Kernel Density Estimation with Linked Boundary Conditions
Document Type
Working Paper
Source
Studies in Applied Mathematics 145 (2020) 357-396
Subject
Mathematics - Statistics Theory
35Q92, 62G07, 35A22, 47N40, 35K08
Language
Abstract
Kernel density estimation on a finite interval poses an outstanding challenge because of the well-recognized bias at the boundaries of the interval. Motivated by an application in cancer research, we consider a boundary constraint linking the values of the unknown target density function at the boundaries.

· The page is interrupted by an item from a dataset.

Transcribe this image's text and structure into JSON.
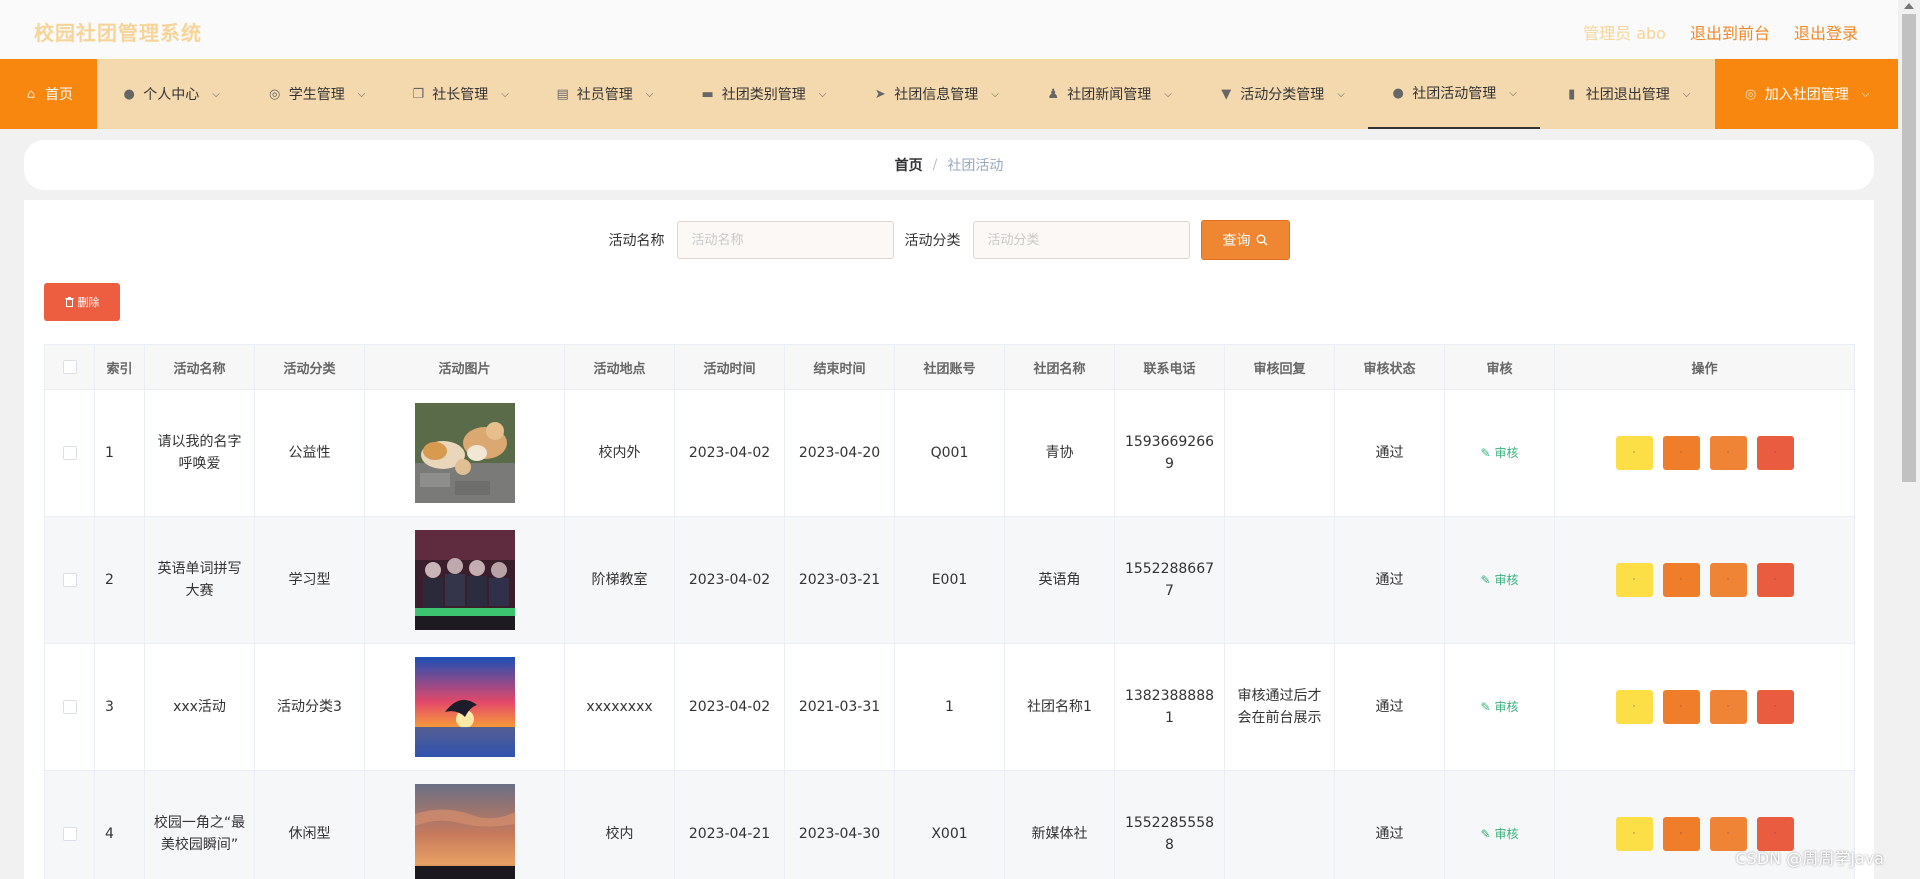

We provide a kernel density estimator (KDE) that successfully incorporates this linked boundary condition, leading to a non-self-adjoint diffusion process and expansions in non-separable generalized eigenfunctions. The solution is rigorously analyzed through an integral representation given by the unified transform (or Fokas method). The new KDE possesses many desirable properties, such as consistency, asymptotically negligible bias at the boundaries, and an increased rate of approximation, as measured by the AMISE. We apply our method to the motivating example in biology and provide numerical experiments with synthetic data, including comparisons with state-of-the-art KDEs (which currently cannot handle linked boundary constraints). Results suggest that the new method is fast and accurate. Furthermore, we demonstrate how to build statistical estimators of the boundary conditions satisfied by the target function without apriori knowledge. Our analysis can also be extended to more general boundary conditions that may be encountered in applications.